I want to embrace the solar industry. What is there not to like about clean, renewable energy? Why aren’t we all attaching solar panels to our roofs to produce our own electricity? We can get a Federal tax credit of 30% of the cost through December 31, 2016 to install a solar energy system. Does this mean that the solar industry is ready for a rebound or does it have some headwinds to face before a recovery begins?
It is sad that the solar industry is dependent on subsidies from various governments rather than thriving on its own accord in the free market. However, the subsidies can be viewed as a positive way of stimulating a responsible energy source.
We do have to acknowledge that solar power and other renewables cannot be viewed as a 100% replacement for fossil fuels, but it should be understood to account for a growing percentage of overall energy usage.

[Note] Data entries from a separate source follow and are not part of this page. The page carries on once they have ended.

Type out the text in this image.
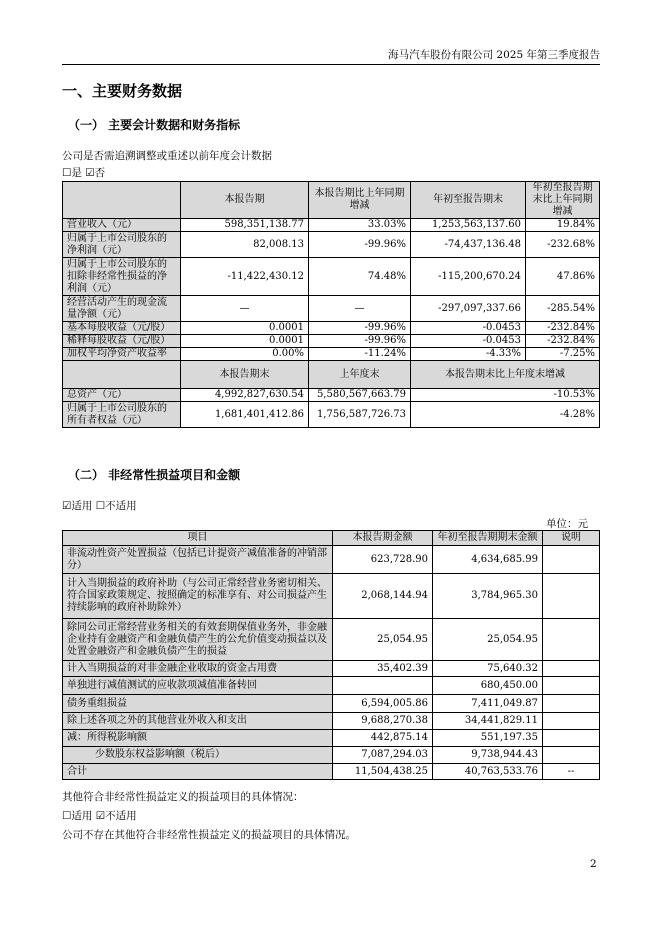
海马汽车股份有限公司 2025 年第三季度报告
一、主要财务数据
（一） 主要会计数据和财务指标
公司是否需追溯调整或重述以前年度会计数据
☐是 ☑否
	本报告期	本报告期比上年同期增减	年初至报告期末	年初至报告期末比上年同期增减
营业收入（元）	598,351,138.77	33.03%	1,253,563,137.60	19.84%
归属于上市公司股东的净利润（元）	82,008.13	-99.96%	-74,437,136.48	-232.68%
归属于上市公司股东的扣除非经常性损益的净利润（元）	-11,422,430.12	74.48%	-115,200,670.24	47.86%
经营活动产生的现金流量净额（元）	—	—	-297,097,337.66	-285.54%
基本每股收益（元/股）	0.0001	-99.96%	-0.0453	-232.84%
稀释每股收益（元/股）	0.0001	-99.96%	-0.0453	-232.84%
加权平均净资产收益率	0.00%	-11.24%	-4.33%	-7.25%
	本报告期末	上年度末	本报告期末比上年度末增减	
总资产（元）	4,992,827,630.54	5,580,567,663.79	-10.53%	
归属于上市公司股东的所有者权益（元）	1,681,401,412.86	1,756,587,726.73	-4.28%	
（二） 非经常性损益项目和金额
☑适用 ☐不适用
单位：元
项目	本报告期金额	年初至报告期期末金额	说明
非流动性资产处置损益（包括已计提资产减值准备的冲销部分）	623,728.90	4,634,685.99	
计入当期损益的政府补助（与公司正常经营业务密切相关、符合国家政策规定、按照确定的标准享有、对公司损益产生持续影响的政府补助除外）	2,068,144.94	3,784,965.30	
除同公司正常经营业务相关的有效套期保值业务外，非金融企业持有金融资产和金融负债产生的公允价值变动损益以及处置金融资产和金融负债产生的损益	25,054.95	25,054.95	
计入当期损益的对非金融企业收取的资金占用费	35,402.39	75,640.32	
单独进行减值测试的应收款项减值准备转回		680,450.00	
债务重组损益	6,594,005.86	7,411,049.87	
除上述各项之外的其他营业外收入和支出	9,688,270.38	34,441,829.11	
减：所得税影响额	442,875.14	551,197.35	
少数股东权益影响额（税后）	7,087,294.03	9,738,944.43	
合计	11,504,438.25	40,763,533.76	--
其他符合非经常性损益定义的损益项目的具体情况：
☐适用 ☑不适用
公司不存在其他符合非经常性损益定义的损益项目的具体情况。
2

Eventually, demand for energy will exceed the amount of available fossil fuels, so solar and other renewables do need to grow their energy footprint to be a part of an overall energy solution.

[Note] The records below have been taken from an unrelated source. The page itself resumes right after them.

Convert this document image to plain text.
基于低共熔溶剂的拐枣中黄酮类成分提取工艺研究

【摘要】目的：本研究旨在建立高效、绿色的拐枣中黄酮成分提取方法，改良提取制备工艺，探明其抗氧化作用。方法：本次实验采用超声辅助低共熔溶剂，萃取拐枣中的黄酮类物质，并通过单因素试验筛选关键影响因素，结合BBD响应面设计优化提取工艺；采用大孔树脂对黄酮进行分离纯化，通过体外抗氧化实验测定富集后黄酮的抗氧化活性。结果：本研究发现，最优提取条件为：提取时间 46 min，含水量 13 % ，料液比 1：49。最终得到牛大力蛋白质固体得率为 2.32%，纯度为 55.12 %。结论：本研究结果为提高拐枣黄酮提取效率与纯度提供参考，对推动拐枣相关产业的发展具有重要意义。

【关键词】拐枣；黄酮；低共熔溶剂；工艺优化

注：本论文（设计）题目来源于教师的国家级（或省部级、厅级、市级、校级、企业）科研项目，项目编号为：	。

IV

Solar stocks took a serious beating in 2011, losing about 75% of their value. These stocks can’t all be heading for bankruptcy. It is true that their rate of growth has slowed with the recent European debt and recession fears. Also, the prices of solar panels have plunged, reducing the solar companies’ profit margins. However, these are still profitable companies of which most have positive expected earnings growth for the next five years.

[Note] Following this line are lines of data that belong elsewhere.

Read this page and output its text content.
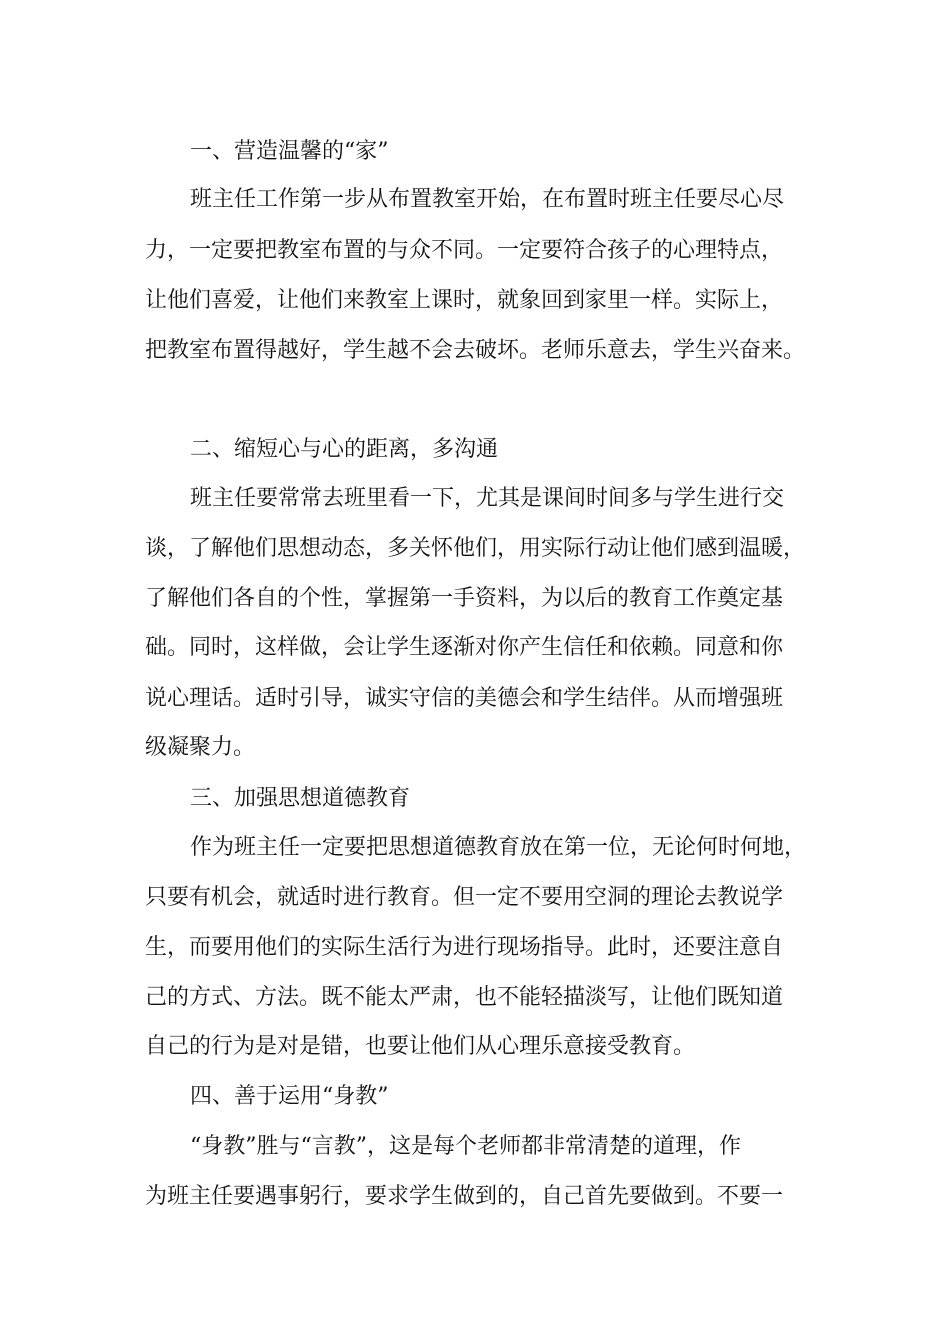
一、营造温馨的“家”
班主任工作第一步从布置教室开始，在布置时班主任要尽心尽
力，一定要把教室布置的与众不同。一定要符合孩子的心理特点，
让他们喜爱，让他们来教室上课时，就象回到家里一样。实际上，
把教室布置得越好，学生越不会去破坏。老师乐意去，学生兴奋来。
二、缩短心与心的距离，多沟通
班主任要常常去班里看一下，尤其是课间时间多与学生进行交
谈，了解他们思想动态，多关怀他们，用实际行动让他们感到温暖，
了解他们各自的个性，掌握第一手资料，为以后的教育工作奠定基
础。同时，这样做，会让学生逐渐对你产生信任和依赖。同意和你
说心理话。适时引导，诚实守信的美德会和学生结伴。从而增强班
级凝聚力。
三、加强思想道德教育
作为班主任一定要把思想道德教育放在第一位，无论何时何地，
只要有机会，就适时进行教育。但一定不要用空洞的理论去教说学
生，而要用他们的实际生活行为进行现场指导。此时，还要注意自
己的方式、方法。既不能太严肃，也不能轻描淡写，让他们既知道
自己的行为是对是错，也要让他们从心理乐意接受教育。
四、善于运用“身教”
“身教”胜与“言教”，这是每个老师都非常清楚的道理，作
为班主任要遇事躬行，要求学生做到的，自己首先要做到。不要一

Take a look at the chart and you can see the actual and projected growth for solar power.
I think that investors should have a cautious view on solar stocks right now. I don’t think that the solar stocks will rocket higher in 2012, but I do think that they will be significantly higher five years from now from their current prices. The recent plunge in solar companies took their stock prices below book value per share. They are now deeply undervalued and worth reconsidering as an investment for the next five years.
First Solar (FSLR) did lower its 2012 earnings per share forecast to $3.75 to $4.25 which is down from the average analyst estimate of $7.40 per share. However, this news may already be priced into the stock. The company announced that it is implementing cost cutting measures that will position it for decades of profitable growth without relying on subsidies. It has a forward PE ratio of 8.47, a PEG of 0.35 and the stock trades $11 or 31% below its book value per share. First Solar is expected to grow earnings annually at 17.04% for the next five years.
Suntech Power Holdings (STP) had an average annual earnings growth of 5.6% for the past five years. Its stock price is $2.40, which is trading significantly below its book value per share of $8.90, presenting a deep undervaluation. Suntech is expected to grow earnings annually at 6.9% for the next five years, which should lag the market.
JA Solar Holdings (JASO) is currently trading at $1.36 which is way below its book value per share of $6.39. It is expected to grow earnings annually at 10.97% for the next five years. However, it currently faces subsidy cutbacks in key markets such as Germany and Italy.
Yingli Green Energy (YGE) has a PEG ratio of 0.66 and trades at $3.95 which is also significantly below its book value per share of $9.06. It has an upward earnings revision for 2012. Yingli is expected to grow earnings annually at 15% for the next five years which should beat the market if expectations are met. This growth may come from generous subsidies for new solar installations from the Chinese government.
LDK Solar (LDK) is a Chinese solar company that may also benefit from Chinese government subsidies. Its stock price is currently $4.22 which is below its book value per share of $9.13. It is expected to grow earnings annually at 9.37% for the next five years.
Trina Solar (TSL) is another Chinese solar company that is trading at a deep undervaluation. Its stock price is $7 which is significantly below its book value per share of $17.23. However its five year earnings are projected to grow at a negative 1.12% annually compared to 46.92% growth in the last five years.
I don’t think that investors should jump back into solar stocks right now. I think we need to see more clarity on the amount of large scale solar projects in various global markets. We also need more clarity on how falling prices of a solar panel’s primary raw material, poly-silicon; will impact the profitability of the solar companies. The falling prices should increase sales, but we need to be assured that profit margins are not squeezed too drastically.
Some growth in solar projects will likely come from Japan as they stated that they would like to replace half of their electric energy supply with renewable resources following the Fukushima disaster.
China, a large consumer of the world’s energy, plans to spend $473.1 billion on clean energy investments in the next five years. China is planning on having an installed solar energy capacity of 10 gigawatts by the end of 2015. These investments will sustain growth in solar, but we’ll need to see how profitability plays out with the solar companies in 2012 before diving into any of these names.